Dig a little deeper, however, and it becomes apparent that the Larry Jones-trained Warrior Maid has a shot to score at a square price.

Although not stated in the brief comment in her one past performance line, which notes she "ran down leader," Warrior Maid broke awkwardly in her lone start, resulting in her racing at the rear half of the pack.

Very quickly she made up ground, first taking dirt in her face on the inside and then advancing three wide to go after the leaders entering the turn. But it was what she did down the lane that caught the eye.

Despite coming into a drive midway on the turn, she leveled out in the stretch, running down the opposition and galloping out lengths in front.

Though her winning time was moderate - six furlongs in 1:12.36 - in examining the company she defeated, it is clear she turned in a quality performance.

Runner-up She's a Wow, a $290,000 yearling trained by Tim Ritchey, later ran second in another maiden race at Delaware; third-place Susquehanna River sold for $100,000 and is another promising Jones-trained runner; and fourth-place Seminole Lass won a maiden race at Laurel next time out for trainer Mike Trombetta.

This maiden race in open company was no doubt tougher than the opposition many of her rivals faced in statebred competition at Louisiana Downs this fall.

Adding to her appeal is her rail draw, a post winning at a 22-percent rate in dirt sprints at Fair Grounds this meet.

Warrior Maid's inexperience is an obstacle in the Lassie - particularly in a large field against some stakes-placed runners such as Seven Seventythree and Lightlightlight. But knowing the quality of her maiden win, and the post advantage she enjoys makes her the value play of the six-furlong race.

Southern Invasion fresh, fit

The headline race of the Louisiana Champions Day card, the $150,000 Classic at 1 1/8 miles, lacks the depth of supporting stakes on the card. But it, too, offers a good wagering opportunity.

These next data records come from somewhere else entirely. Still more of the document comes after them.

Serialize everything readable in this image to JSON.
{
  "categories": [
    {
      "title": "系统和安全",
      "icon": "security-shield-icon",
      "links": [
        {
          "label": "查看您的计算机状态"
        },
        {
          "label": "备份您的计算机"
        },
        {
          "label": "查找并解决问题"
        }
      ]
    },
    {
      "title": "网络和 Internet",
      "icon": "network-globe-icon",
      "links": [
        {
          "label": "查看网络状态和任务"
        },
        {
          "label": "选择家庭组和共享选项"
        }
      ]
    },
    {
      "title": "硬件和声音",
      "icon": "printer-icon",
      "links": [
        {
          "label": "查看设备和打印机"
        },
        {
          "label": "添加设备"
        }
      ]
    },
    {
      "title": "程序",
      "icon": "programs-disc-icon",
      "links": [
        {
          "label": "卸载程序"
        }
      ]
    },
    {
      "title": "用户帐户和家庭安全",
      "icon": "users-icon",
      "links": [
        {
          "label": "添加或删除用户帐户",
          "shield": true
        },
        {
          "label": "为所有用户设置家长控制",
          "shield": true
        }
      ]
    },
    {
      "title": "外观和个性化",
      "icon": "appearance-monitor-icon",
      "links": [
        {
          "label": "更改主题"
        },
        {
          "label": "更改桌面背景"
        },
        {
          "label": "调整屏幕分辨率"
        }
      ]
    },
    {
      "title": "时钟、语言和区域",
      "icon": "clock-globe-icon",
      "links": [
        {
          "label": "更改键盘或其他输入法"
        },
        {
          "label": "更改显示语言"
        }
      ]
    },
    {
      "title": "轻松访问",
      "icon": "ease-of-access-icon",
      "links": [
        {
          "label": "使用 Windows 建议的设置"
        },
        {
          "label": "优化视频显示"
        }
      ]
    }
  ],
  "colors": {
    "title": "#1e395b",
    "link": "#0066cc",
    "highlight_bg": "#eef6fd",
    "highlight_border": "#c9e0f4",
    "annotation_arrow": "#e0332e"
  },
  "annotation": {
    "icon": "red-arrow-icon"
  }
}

Southern Invasion, fifth behind Costa Rising in this race last year, catches an easier group and being fresher, seems more apt to produce a peak effort. Most recently, he returned from a 300-day layoff to win the Cocodrie Stakes at Delta Downs going seven furlongs, a race that should set him up for the Classic.

Despite the long break heading into the Cocodrie, Southern Invasion hardly looked like a horse who had spent that length of time on the sidelines. Under a hard hold early, he passed the stands in last, but didn't remain in that position for long. Tugging at jockey Gerald Melancon, Southern Invasion advanced quickly into contention before surging three-wide on the second turn to take the lead on his way to a length victory.

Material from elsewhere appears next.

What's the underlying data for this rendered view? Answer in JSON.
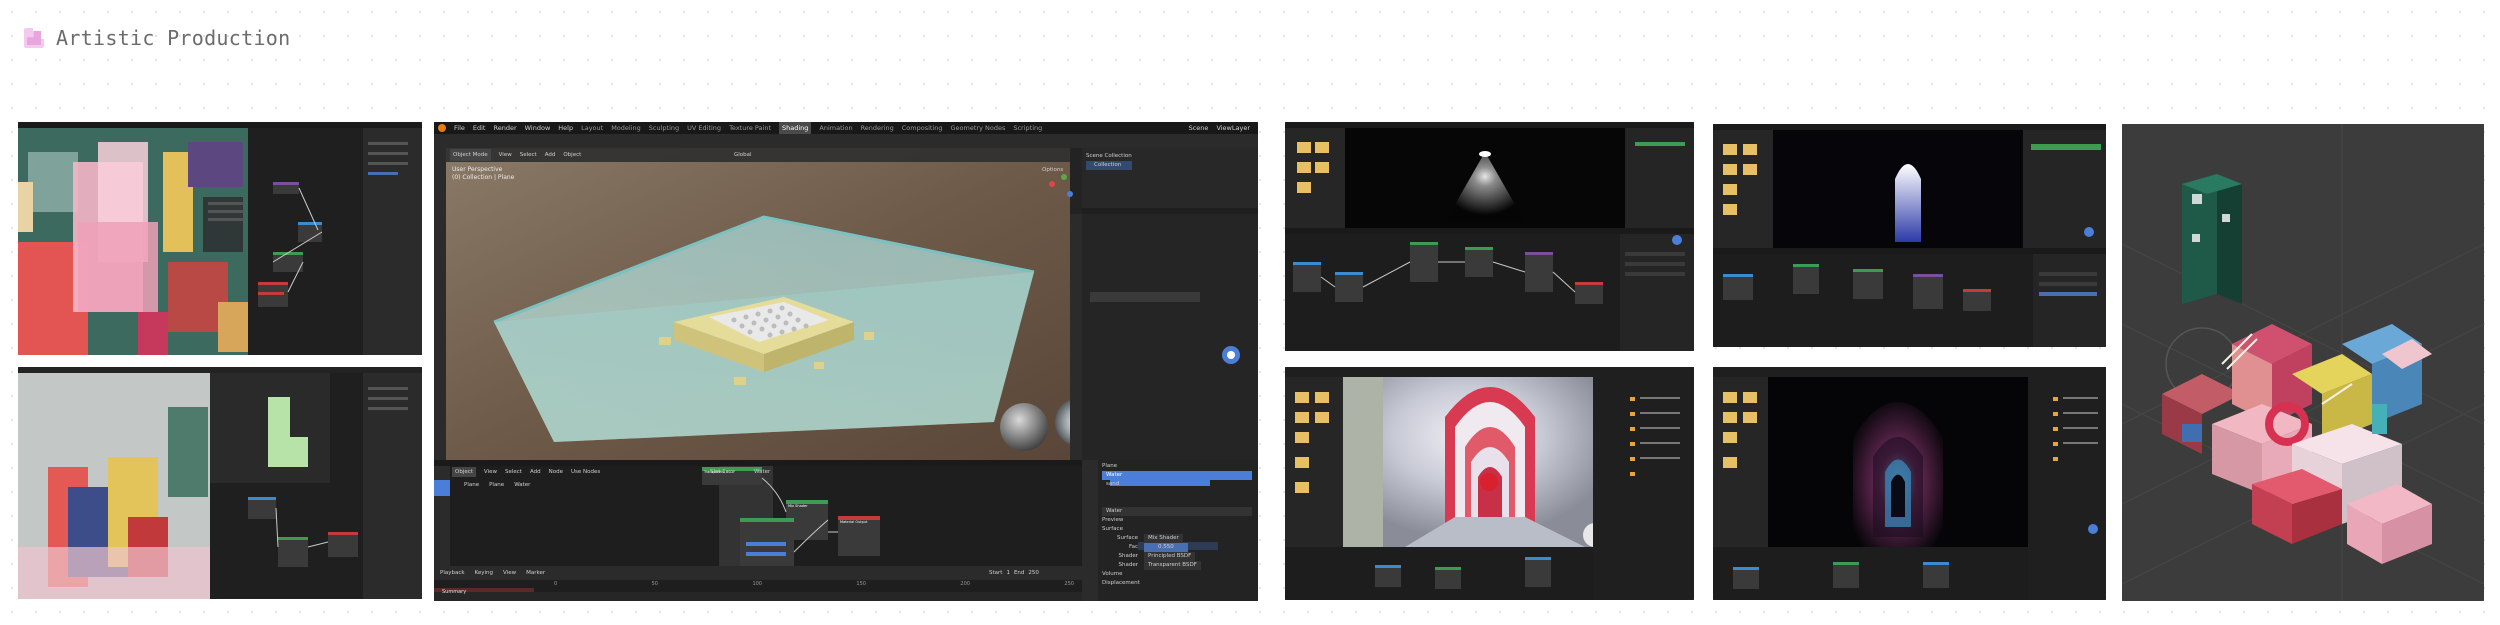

I expect him to get a favorable stalking trip behind Snug and likely favorite Star Production, a 3-year-old who must spot 5-year-old Southern Invasion six pounds.

Gin and Sin capable of upset

Turning to Turfway Park's feature Saturday, the $50,000 Prairie Bayou at 1 1/8 miles on Polytrack, Extreme Supreme is the most probable winner. He enters the race following three consecutive Beyers of 97 or higher, is a specialist at the distance, and comes off a runner-up finish behind Zanjero over the Turfway surface in the Grade 2 Kentucky Cup Classic.

Unfortunately, all that is very plain to see, resulting in Extreme Supreme likely starting at a short price in the 10-horse field.

In search of a horse who might slip through the wagering cracks, my play is Gin and Sin, who ran ninth on the Keeneland turf Oct. 22 but who has typically performed at a high level on grass and Polytrack.

A multiple stakes winner with earnings of more than $530,000, he runs well fresh and has turned in some of his best races when moving from turf to Polytrack.

In two examples, he won a seven-furlong allowance race over Polytrack during the 2006 fall Keeneland meet in 1:21.50, and in the spring of 2007 there, he finished fifth behind Silent Name in the Grade 2 Commonwealth Breeders' Cup, just a length behind runner-up Lewis Michael, a multiple graded stakes winner on synthetic tracks.

Gin and Sin has not performed as well over Turfway's Polytrack surface to date, but he was third in this race two years ago.